A complete review of systems may reveal malaise, nausea, vomiting, weight gain, and various other nonspecific symptoms.

A wide range of symptoms, none of which are diagnostic, may be present in persons with HELLP syndrome. For instance, nausea, vomiting, and epigastric and right upper quadrant pain has been reported in 30%-90% [20, 30, 31] of patients, headache in 33%-68%, [32, 30] visual changes in 10%-20%, [33] and jaundice in 5%. [24]

In a series by Sibai et al, most patients with HELLP syndrome presented preterm with complaints of epigastric or right upper quadrant pain and nonspecific viral syndrome types of symptoms. [20] In earlier studies by Weinstein, nausea, vomiting, and epigastric pain were found to be the most common symptoms in patients with HELLP symptoms. [34, 3]

Common history findings are as follows:

  • Malaise

  • Nausea and vomiting

  • Edema with secondary weight gain

  • Epigastric or right upper quadrant pain

  • Dyspnea (if pulmonary edema present)


Physical Examination

A complete physical examination may reveal signs of dehydration, including dry mucous membranes, sunken eyes, weakness, and imbalance secondary to dizziness from excessive vomiting. Vital signs may reveal tachycardia, tachypnea, and hypertension.

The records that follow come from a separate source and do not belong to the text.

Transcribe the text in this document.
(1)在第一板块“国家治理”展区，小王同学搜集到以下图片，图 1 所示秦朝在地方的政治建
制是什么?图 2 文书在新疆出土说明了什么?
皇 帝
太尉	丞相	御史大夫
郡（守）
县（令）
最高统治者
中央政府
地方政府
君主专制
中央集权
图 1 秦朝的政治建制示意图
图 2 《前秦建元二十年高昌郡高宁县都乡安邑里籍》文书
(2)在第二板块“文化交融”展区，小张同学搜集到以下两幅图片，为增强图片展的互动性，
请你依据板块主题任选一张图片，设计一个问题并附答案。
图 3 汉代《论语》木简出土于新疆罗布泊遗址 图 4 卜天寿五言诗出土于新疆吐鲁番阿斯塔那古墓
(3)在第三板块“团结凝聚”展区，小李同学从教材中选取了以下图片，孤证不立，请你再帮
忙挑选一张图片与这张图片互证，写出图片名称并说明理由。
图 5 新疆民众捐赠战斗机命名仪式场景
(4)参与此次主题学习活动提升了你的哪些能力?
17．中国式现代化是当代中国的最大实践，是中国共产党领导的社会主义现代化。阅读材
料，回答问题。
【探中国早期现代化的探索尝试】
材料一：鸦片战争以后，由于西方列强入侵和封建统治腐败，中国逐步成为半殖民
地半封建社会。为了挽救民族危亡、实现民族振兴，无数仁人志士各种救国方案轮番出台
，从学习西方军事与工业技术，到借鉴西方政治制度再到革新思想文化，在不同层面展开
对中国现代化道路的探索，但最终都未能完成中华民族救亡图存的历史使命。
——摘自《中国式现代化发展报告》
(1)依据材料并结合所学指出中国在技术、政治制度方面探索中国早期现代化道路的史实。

Patients with HELLP syndrome show various signs and symptoms, many of which are synonymous with preeclampsia. Proteinuria is shown to be present in 86%-100% of patients and hypertension in 80%. [24] However, it should be noted that 15% of patients do not present with either. [20, 18, 33]

In addition, 55%-67% of patients present with nondependent edema, which can be periorbital or in the upper and lower extremities. [2] Right upper quadrant tenderness is found in 65%-90% of patients, while jaundice is evident in 5% of patients. [24] A lung examination may reveal crackles if pulmonary edema is present.

Vital signs may include the following:

  • Hypertension

  • Tachycardia

  • Tachypnea

Generalized findings may include the following:

  • Fatigue or weakness

  • Distress due to pain

  • Jaundice

Head, ears, eyes, nose and throat (HEENT) findings may include the following:

  • Signs of dehydration including sunken eyes

  • Edema leading to puffy eyes

  • Dry mucous membranes

Pulmonary findings may include crackles secondary to noncardiogenic pulmonary edema.

Abdominal findings may include right upper quadrant to epigastric tenderness.

Extremities findings may include edema.